私はよく、彼女のことを「小ちゃいOL」と揶揄するのだが、彼女はその戯名の通り小人のような背丈である。
正直言って、彼女を小学生だと言ってしまえば、確かにちょっとませた小学生として納得してしまいそうである。
それで灰色のキリッとした外套を着るものだからなんだか齟齬があって少々面白いように見えるのである。だから、私は彼女を「小ちゃいOL」と呼ぶのだ。

ただし、この面白さは別にそんなに大げさなものではなく、彼女の品と雰囲気を
考慮すればまったく不自然には感じないのである。


彼女は思慮分別のある常識人である。
いや、これは至って普通のことなのかもしれないが、私の周囲を垣間見るとなかなか稀有な人物なのである。
常に冷静であり、必要なことをキチッとこなし、思考が必要な時は一生懸命に考える。こういう姿が私に彼女を「OL」と喩ええさせているのである。

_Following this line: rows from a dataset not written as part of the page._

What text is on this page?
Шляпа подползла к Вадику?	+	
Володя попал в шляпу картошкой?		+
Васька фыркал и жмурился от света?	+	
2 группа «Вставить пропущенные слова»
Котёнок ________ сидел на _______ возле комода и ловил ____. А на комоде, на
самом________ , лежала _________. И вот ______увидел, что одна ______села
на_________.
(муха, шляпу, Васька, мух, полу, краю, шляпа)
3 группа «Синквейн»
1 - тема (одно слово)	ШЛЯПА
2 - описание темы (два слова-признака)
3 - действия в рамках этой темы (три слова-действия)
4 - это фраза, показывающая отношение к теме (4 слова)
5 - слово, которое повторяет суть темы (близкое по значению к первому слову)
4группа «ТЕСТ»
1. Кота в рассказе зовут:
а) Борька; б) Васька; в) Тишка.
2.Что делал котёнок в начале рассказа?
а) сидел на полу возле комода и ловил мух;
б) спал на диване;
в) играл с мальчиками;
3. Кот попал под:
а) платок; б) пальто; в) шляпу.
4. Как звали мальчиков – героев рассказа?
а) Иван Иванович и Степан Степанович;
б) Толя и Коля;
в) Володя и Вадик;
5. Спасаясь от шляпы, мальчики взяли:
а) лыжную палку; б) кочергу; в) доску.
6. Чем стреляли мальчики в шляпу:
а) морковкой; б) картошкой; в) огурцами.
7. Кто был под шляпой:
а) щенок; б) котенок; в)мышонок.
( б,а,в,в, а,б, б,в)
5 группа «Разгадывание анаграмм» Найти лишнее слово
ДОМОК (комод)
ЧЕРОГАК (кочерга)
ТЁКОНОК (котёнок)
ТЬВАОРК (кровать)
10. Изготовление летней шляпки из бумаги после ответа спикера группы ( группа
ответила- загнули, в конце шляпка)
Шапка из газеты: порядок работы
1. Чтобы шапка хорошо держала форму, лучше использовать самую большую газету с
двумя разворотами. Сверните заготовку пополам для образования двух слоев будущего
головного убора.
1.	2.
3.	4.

そして、彼女は明朗に周囲がみえている。よく周りを見て、行動し発言するからそこに品格が伴うのである。
現に私は彼女から人を不快にさせるような戯言をほとんど聞いたことはない。
いや、ほとんどというか皆無である。
こんなに純朴で英明な人物は何人にも変えがたいものがある。


では、彼女が英明であるも、堅物のつまらない人物かというと、そうではなく、
その品格の中でしっかりとユーモアを持っているのである。
品があってツンツンしている人かといえばどちらかというと、品はあるけれどもくだらないことにもゲラゲラしているタイプの人である。

そしてまた、調子がいい、リズミカルな
生態を持った面白い人である。
まあ簡単に言ってしまえば、「ノリ」が
いいということだが、
そのノリが、彼女の聖母的安定感に
しっかりとスパイシーさを発揮して、
彼女の奥深さを表するとともに、
その安定感を一層強調するのだ。



彼女は一見、視界に入らないくらいの
小人かもしれないが、
その実情は誰よりも寛容で、英明な、
ユーモアのある巨人なのである。



容姿は大切な要因かもしれないが、
そこに人という社会的生物としての
評価に関わるファクトはひとつもないのである。